What is also little discussed is the role played by physician office personnel in the health IT implementation. Although there are efforts being made today to make regional sharing of health records a reality, this is an ambitious and elusive goal with major hurdles yet to be overcome. What can occur today is to realize that these physician office personnel can be additional valuable assets to a successful HIT strategy. Involving physicians offices early and often in any planned health IT implementation or new service upgrades is always beneficial. They are also an excellent source of feedback that may be better than what one may receive from physicians. Educating the staff to understand why their own involvement and that of their physician(s) is important in the HIT project is a key step.

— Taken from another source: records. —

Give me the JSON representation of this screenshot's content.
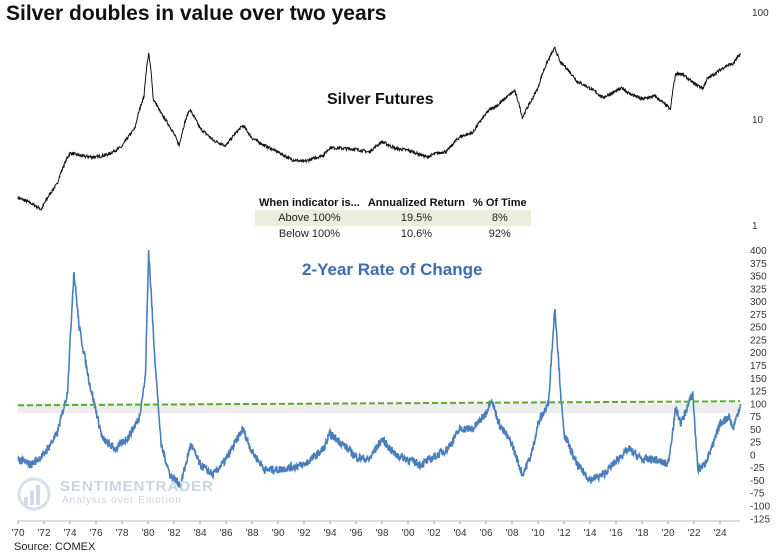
{
  "title": "Silver doubles in value over two years",
  "source": "Source: COMEX",
  "watermark": {
    "name": "SENTIMENTRADER",
    "tagline": "Analysis over Emotion"
  },
  "table": {
    "headers": [
      "When indicator is...",
      "Annualized Return",
      "% Of Time"
    ],
    "rows": [
      [
        "Above 100%",
        "19.5%",
        "8%"
      ],
      [
        "Below 100%",
        "10.6%",
        "92%"
      ]
    ]
  },
  "chart_data": [
    {
      "type": "line",
      "title": "Silver Futures",
      "yscale": "log",
      "ylim": [
        1,
        100
      ],
      "yticks": [
        "100",
        "10",
        "1"
      ],
      "x": [
        1970,
        1971,
        1971.8,
        1973,
        1974,
        1975,
        1976,
        1977,
        1978,
        1979,
        1979.7,
        1980.05,
        1980.4,
        1981,
        1982.4,
        1983.2,
        1984,
        1985,
        1986,
        1987.3,
        1988,
        1989,
        1990,
        1991,
        1992,
        1993.5,
        1994,
        1995,
        1996,
        1997,
        1998,
        1999,
        2000,
        2001.5,
        2002,
        2003,
        2004,
        2005,
        2006.3,
        2007,
        2008.2,
        2008.8,
        2009.5,
        2010,
        2011.3,
        2011.7,
        2012,
        2013,
        2014,
        2015,
        2016.5,
        2017,
        2018,
        2019,
        2020.2,
        2020.6,
        2021,
        2022,
        2022.7,
        2023,
        2024,
        2024.5,
        2025,
        2025.6
      ],
      "values": [
        1.8,
        1.6,
        1.4,
        2.4,
        4.7,
        4.4,
        4.3,
        4.6,
        5.4,
        8,
        16,
        40,
        15,
        11,
        5.5,
        12,
        8,
        6.2,
        5.5,
        8.5,
        6.5,
        5.5,
        4.8,
        4.1,
        3.9,
        4.5,
        5.3,
        5.2,
        5.1,
        4.8,
        6,
        5.2,
        5,
        4.3,
        4.6,
        4.9,
        6.7,
        7.3,
        12,
        13.4,
        18,
        10,
        14.6,
        19,
        45,
        33,
        31,
        22,
        19,
        15.5,
        19,
        17,
        15,
        16,
        12,
        26,
        26,
        21,
        19,
        23,
        28,
        31,
        32,
        40
      ]
    },
    {
      "type": "line",
      "title": "2-Year Rate of Change",
      "ylim": [
        -125,
        400
      ],
      "yticks": [
        "400",
        "375",
        "350",
        "325",
        "300",
        "275",
        "250",
        "225",
        "200",
        "175",
        "150",
        "125",
        "100",
        "75",
        "50",
        "25",
        "0",
        "-25",
        "-50",
        "-75",
        "-100",
        "-125"
      ],
      "xticks": [
        "'70",
        "'72",
        "'74",
        "'76",
        "'78",
        "'80",
        "'82",
        "'84",
        "'86",
        "'88",
        "'90",
        "'92",
        "'94",
        "'96",
        "'98",
        "'00",
        "'02",
        "'04",
        "'06",
        "'08",
        "'10",
        "'12",
        "'14",
        "'16",
        "'18",
        "'20",
        "'22",
        "'24"
      ],
      "threshold": 100,
      "x": [
        1970,
        1971,
        1972,
        1973,
        1973.8,
        1974.3,
        1974.7,
        1975.5,
        1976.5,
        1977.5,
        1978.5,
        1979.3,
        1979.8,
        1980.05,
        1980.5,
        1981,
        1981.7,
        1982.5,
        1983.3,
        1984,
        1985,
        1986,
        1987.3,
        1988,
        1989,
        1990,
        1991,
        1992,
        1993.5,
        1994,
        1995,
        1996,
        1997,
        1998,
        1999,
        2000,
        2001,
        2002,
        2003,
        2004,
        2005,
        2006,
        2006.4,
        2007,
        2008,
        2008.8,
        2009.5,
        2010,
        2010.8,
        2011.3,
        2011.8,
        2012,
        2013,
        2014,
        2015,
        2016.5,
        2017,
        2018,
        2019,
        2020,
        2020.6,
        2021,
        2021.9,
        2022.3,
        2022.8,
        2023.5,
        2024,
        2024.7,
        2025,
        2025.6
      ],
      "values": [
        -10,
        -20,
        0,
        40,
        120,
        360,
        250,
        140,
        30,
        10,
        35,
        70,
        150,
        400,
        200,
        20,
        -40,
        -60,
        20,
        -20,
        -40,
        -10,
        50,
        5,
        -30,
        -30,
        -25,
        -20,
        10,
        40,
        20,
        -5,
        -10,
        30,
        0,
        -10,
        -20,
        -5,
        10,
        50,
        50,
        80,
        110,
        60,
        20,
        -40,
        0,
        60,
        100,
        290,
        100,
        40,
        -20,
        -50,
        -40,
        0,
        10,
        -10,
        -10,
        -20,
        90,
        60,
        120,
        -30,
        -20,
        20,
        60,
        75,
        50,
        100
      ]
    }
  ]
}
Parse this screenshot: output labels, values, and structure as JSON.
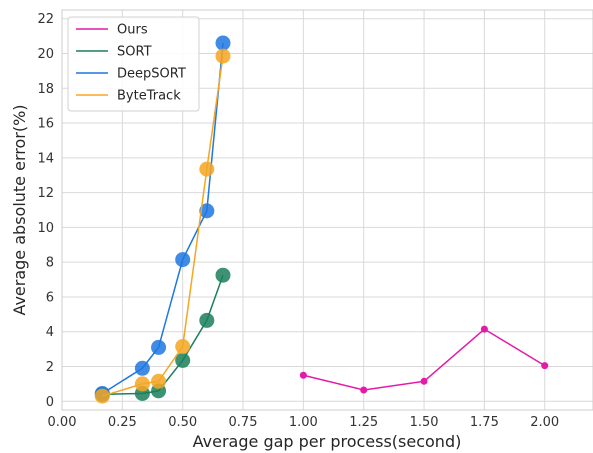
{
  "chart_data": {
    "type": "line",
    "title": "",
    "xlabel": "Average gap per process(second)",
    "ylabel": "Average absolute error(%)",
    "xlim": [
      0.0,
      2.2
    ],
    "ylim": [
      -0.5,
      22.5
    ],
    "x_ticks": [
      "0.00",
      "0.25",
      "0.50",
      "0.75",
      "1.00",
      "1.25",
      "1.50",
      "1.75",
      "2.00"
    ],
    "y_ticks": [
      "0",
      "2",
      "4",
      "6",
      "8",
      "10",
      "12",
      "14",
      "16",
      "18",
      "20",
      "22"
    ],
    "grid": true,
    "legend_position": "top-left",
    "series": [
      {
        "name": "Ours",
        "color": "#e41aa8",
        "marker": "small",
        "x": [
          1.0,
          1.25,
          1.5,
          1.75,
          2.0
        ],
        "y": [
          1.5,
          0.65,
          1.15,
          4.15,
          2.05
        ]
      },
      {
        "name": "SORT",
        "color": "#1b7f5a",
        "marker": "large",
        "x": [
          0.167,
          0.333,
          0.4,
          0.5,
          0.6,
          0.667
        ],
        "y": [
          0.4,
          0.45,
          0.6,
          2.35,
          4.65,
          7.25
        ]
      },
      {
        "name": "DeepSORT",
        "color": "#1f77e0",
        "marker": "large",
        "x": [
          0.167,
          0.333,
          0.4,
          0.5,
          0.6,
          0.667
        ],
        "y": [
          0.45,
          1.9,
          3.1,
          8.15,
          10.95,
          20.6
        ]
      },
      {
        "name": "ByteTrack",
        "color": "#f5a623",
        "marker": "large",
        "x": [
          0.167,
          0.333,
          0.4,
          0.5,
          0.6,
          0.667
        ],
        "y": [
          0.3,
          1.0,
          1.15,
          3.15,
          13.35,
          19.85
        ]
      }
    ]
  }
}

Physician offices need to receive hospital information and reports on a regular basis for billing and their patient office records. If the offices can become connected to your health IT system, this can streamline the information flow processes and cut down on the excess phone calls to the health system wondering why reports are not received. Just like physicians, the offices usually have to request remote IT access and this usually is a difficult process. Streamlining and making the IT remote application process easier for this group is worth doing. Information packets describing the process and contact persons can be shared with office groups through physician office liaisons teams. The application information and digital application itself can be placed on a hospital web site and should have a similar look and feel of the physician HIT application process. Doing a good job on the front end of this process is not sufficient. Physicians’ office staffs have a marginal knowledge base for HIT. Many offices have rudimentary equipment and software that can only do basic claims processing and scheduling. Introducing the idea of allowing them to access their physician’s patient’s information online in a timelier manner is often met with skepticism. In order for this strategy is to be successful, there must be a health system IT commitment to work with the physician office staffs in helping them prepare their office computers to be able to do basic access functions and to help train them on basic privacy, security, and system maintenance issues that can aid their own offices as well as benefit a health system that allows physician office personnel remote HIT access

By having physician office personnel better trained in HIT access and understanding of its functionality can help pave the way for their own office HIT implementation in the future. Do not forget this group in your communication strategy when implementing new HIT systems and communicating changes. Physician office managers can be a valuable educational and reinforcement tool for you to aid in physician education efforts.

References

  1. Miller RH, Sim I. Physicians’ Use of Electronic Medical Records: Barriers and Solutions. Health Affairs, 2004; 23(2): 116-126.
  2. McDonald, C. The Barriers to electronic Medical Record systems and How to Overcome Them. J Am Med Inform Assoc. 1997; 4(3): 213-221.
  3. Ford E W, Menachemi, Phillips, MT. Predicting the Adoption of Electronic Health Records by Physicians: When Will Health Care be Paperless? J Am Med Inform Assoc. 2006; 13: 106-112.
  4. Baron, RJ, Fabens, EL, Schiffman, M, Wolf, E. Electronic Health Records: Just Around the Corner? Or Over the Cliff? Ann Int Med. 2005; 143(3): 222-226.
  5. Small Physician Practices. Health Affairs 2005; 24(5): 1364-1366.